Montana Supreme Court Strikes Down Tuition Tax Credit Plan

  Rob Boston

In a 5-2 decision released Dec. 12, the Montana Supreme Court invalidated the state’s tuition tax credit program that was passed by the state legislature in 2015.

Americans United hailed the court’s decision, which prevents public money from funding private religious education.

“Montana taxpayers should never be forced to fund religious education – that’s a fundamental violation of religious freedom,” said Rachel Laser, president and CEO of Americans United. “The Montana Supreme Court’s decision protects both church-state separation and public education. It’s a double win.”

Under the state’s tuition tax credit program, taxpayers could donate to organizations that would grant “scholarships” for students attending private schools, the majority of which are religious in Montana. Donors would then receive a full credit on their tax bills. It’s a voucher-like plan that funnels public money to private schools.

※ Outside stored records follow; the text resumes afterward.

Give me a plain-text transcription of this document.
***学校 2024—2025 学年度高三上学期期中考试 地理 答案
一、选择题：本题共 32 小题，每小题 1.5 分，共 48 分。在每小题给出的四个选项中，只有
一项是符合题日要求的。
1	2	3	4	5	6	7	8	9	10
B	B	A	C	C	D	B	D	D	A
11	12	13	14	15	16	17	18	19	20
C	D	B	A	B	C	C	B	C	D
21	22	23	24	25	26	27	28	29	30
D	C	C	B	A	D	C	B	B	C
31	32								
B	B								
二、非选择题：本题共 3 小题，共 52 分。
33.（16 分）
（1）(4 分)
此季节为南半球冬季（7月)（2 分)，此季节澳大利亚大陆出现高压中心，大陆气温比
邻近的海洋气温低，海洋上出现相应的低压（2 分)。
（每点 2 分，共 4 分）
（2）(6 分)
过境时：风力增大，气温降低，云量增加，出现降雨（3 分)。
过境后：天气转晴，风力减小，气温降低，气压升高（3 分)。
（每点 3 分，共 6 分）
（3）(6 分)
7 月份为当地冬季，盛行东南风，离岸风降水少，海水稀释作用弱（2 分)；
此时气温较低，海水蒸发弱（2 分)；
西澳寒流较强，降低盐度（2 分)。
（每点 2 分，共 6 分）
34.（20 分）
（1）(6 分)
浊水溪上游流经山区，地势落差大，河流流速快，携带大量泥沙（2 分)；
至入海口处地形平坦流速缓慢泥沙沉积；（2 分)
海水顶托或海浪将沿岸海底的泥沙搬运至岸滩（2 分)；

The court ruled that the program runs afoul of Article X, Section 6 of the Montana Constitution. That provision bars “any direct or indirect appropriation or payment from any public fund or monies … for any sectarian purpose or to aid any … school … controlled in whole or in part by any church, sect, or denomination.”

Americans United, joined by the American Civil Liberties Union, the ACLU of Montana and the Anti-Defamation League, filed a friend-of-the-court brief in the Espinoza v. Montana Department of Revenue case, urging the state’s high court to strike down the scheme.